Adult: 10-20 mg 4 times daily for 1-2 days if oral therapy is temporarily impractical.
Oral Gastrointestinal tract spasm
Adult: 10-20 mg tid. Dose is individualised according to patient needs. Dosing recommendations may vary among individual products and between countries (refer to specific product guidelines). Child: 6 months to <2 years 5-10 mg 3-4 times daily. 2-12 years 10 mg tid. >12 years Same as adult dose. Dosing recommendations may vary among individual products and between countries (refer to specific product guidelines).
May be taken with or without food.
Obstructive disease of the gastrointestinal tract, reflux oesophagitis, severe ulcerative colitis, unstable CV status in acute haemorrhage, glaucoma, obstructive uropathy, myasthenia gravis, salmonella dysentery. Infants <6 months. Lactation.
Patient with coronary artery disease, heart failure, hypertension, tachyarrhythmia (e.g. thyrotoxicosis), hyperthyroidism, autonomic neuropathy, known or suspected prostatic hyperplasia, mild to moderate ulcerative colitis, altered physical or mental abilities, fever. Patients undergoing cardiac surgery. Presence of increased environmental temperature (e.g. hot weather, exercise). Renal and hepatic impairment. Children and elderly. Pregnancy.

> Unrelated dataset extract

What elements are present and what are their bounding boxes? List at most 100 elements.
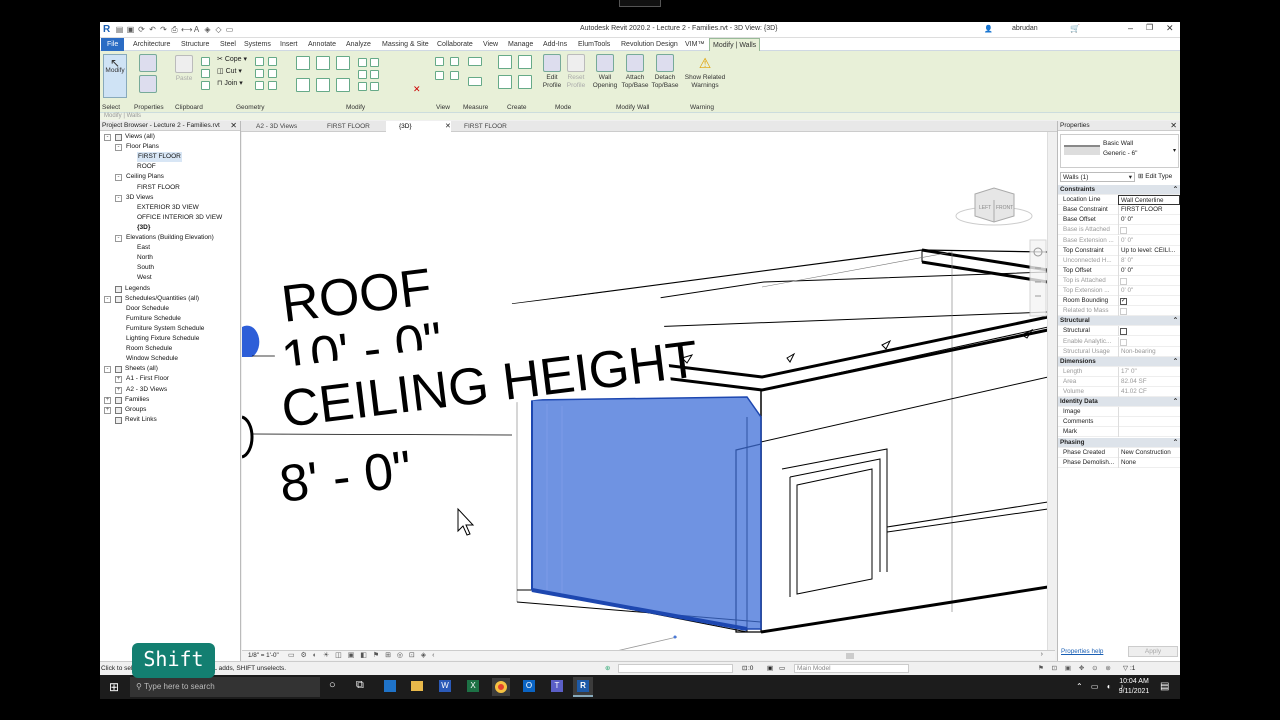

Significant: Drowsiness, blurred vision, diarrhoea, heat prostration (in increased environmental temperature), psychosis and delirium (especially elderly and mentally ill patients). Cardiac disorders: Palpitations, tachyarrhythmia. Eye disorders: Mydriasis, cycloplegia, photophobia. Gastrointestinal disorders: Dry mouth, thirst, constipation, nausea, vomiting, abdominal pain, abdominal distension, dyspepsia. General disorders and admin site conditions: Fatigue, asthenia. Metabolism and nutrition disorders: Anorexia. Nervous system disorders: Dizziness, sedation, headache, nervousness. Psychiatric disorders: Insomnia. Renal and urinary disorders: Dysuria. Reproductive system and breast disorders: Suppressed lactation. Respiratory, thoracic and mediastinal disorders: Dyspnoea, nasal congestion, reduced bronchial secretions. Skin and subcutaneous tissue disorders: Rash, allergic dermatitis, erythema. Vascular disorders: Flushing.
This drug may cause drowsiness or blurred vision, if affected, do not drive or operate machinery.
Monitor urinary output, anticholinergic effects, and gastrointestinal symptoms.
Symptoms: Headache, dizziness, nausea, vomiting, dry mouth, difficulty swallowing, dilated pupils, blurred vision; hot, dry skin; CNS stimulation, convulsion. Management: Symptomatic treatment. May perform gastric lavage or administer emetics and activated charcoal. May administer sedatives (e.g. benzodiazepines, short-acting barbiturates) to manage overt signs of excitement. May use appropriate parenteral cholinergic agent as antidote.
Enhanced adverse effect with other anticholinergic agents (e.g. amantadine, quinidine, antihistamines, phenothiazine, benzodiazepines, MAOIs, meperidine, nitrates and nitrites, TCAs, sympathomimetic agents). May antagonize the effects of antiglaucoma agents. May diminish the therapeutic effect of gastrokinetic drugs (e.g. metoclopramide). Altered absorption with antacids.
Description: Dicycloverine, a tertiary amine antimuscarinic, relieves gastrointestinal smooth muscle spasm by blocking the action of acetylcholine at parasympathetic sites in the smooth muscle, CNS and secretory glands.
Synonym: dicyclomine. Onset: 1-2 hours. Duration: Up to 4 hours. Pharmacokinetics: Absorption: Rapid and well absorbed. Bioavailability: IM: Approx 2 times more bioavailable than oral administration. Time to peak plasma concentration: 60-90 minutes (oral). Distribution: Enters breast milk. Volume of distribution: 3.65 L/kg. Metabolism: Extensively metabolised. Excretion: Mainly via urine (80%, small amounts as unchanged drug); faeces (8%). Elimination half-life: Approx 1.8 hours (initial phase).
Store between 20-30°C. Cap/tab/oral solution: Protect from direct sunlight and excessive heat. Inj: Protect from freezing. Storage recommendations may vary among individual products (refer to specific product guidelines).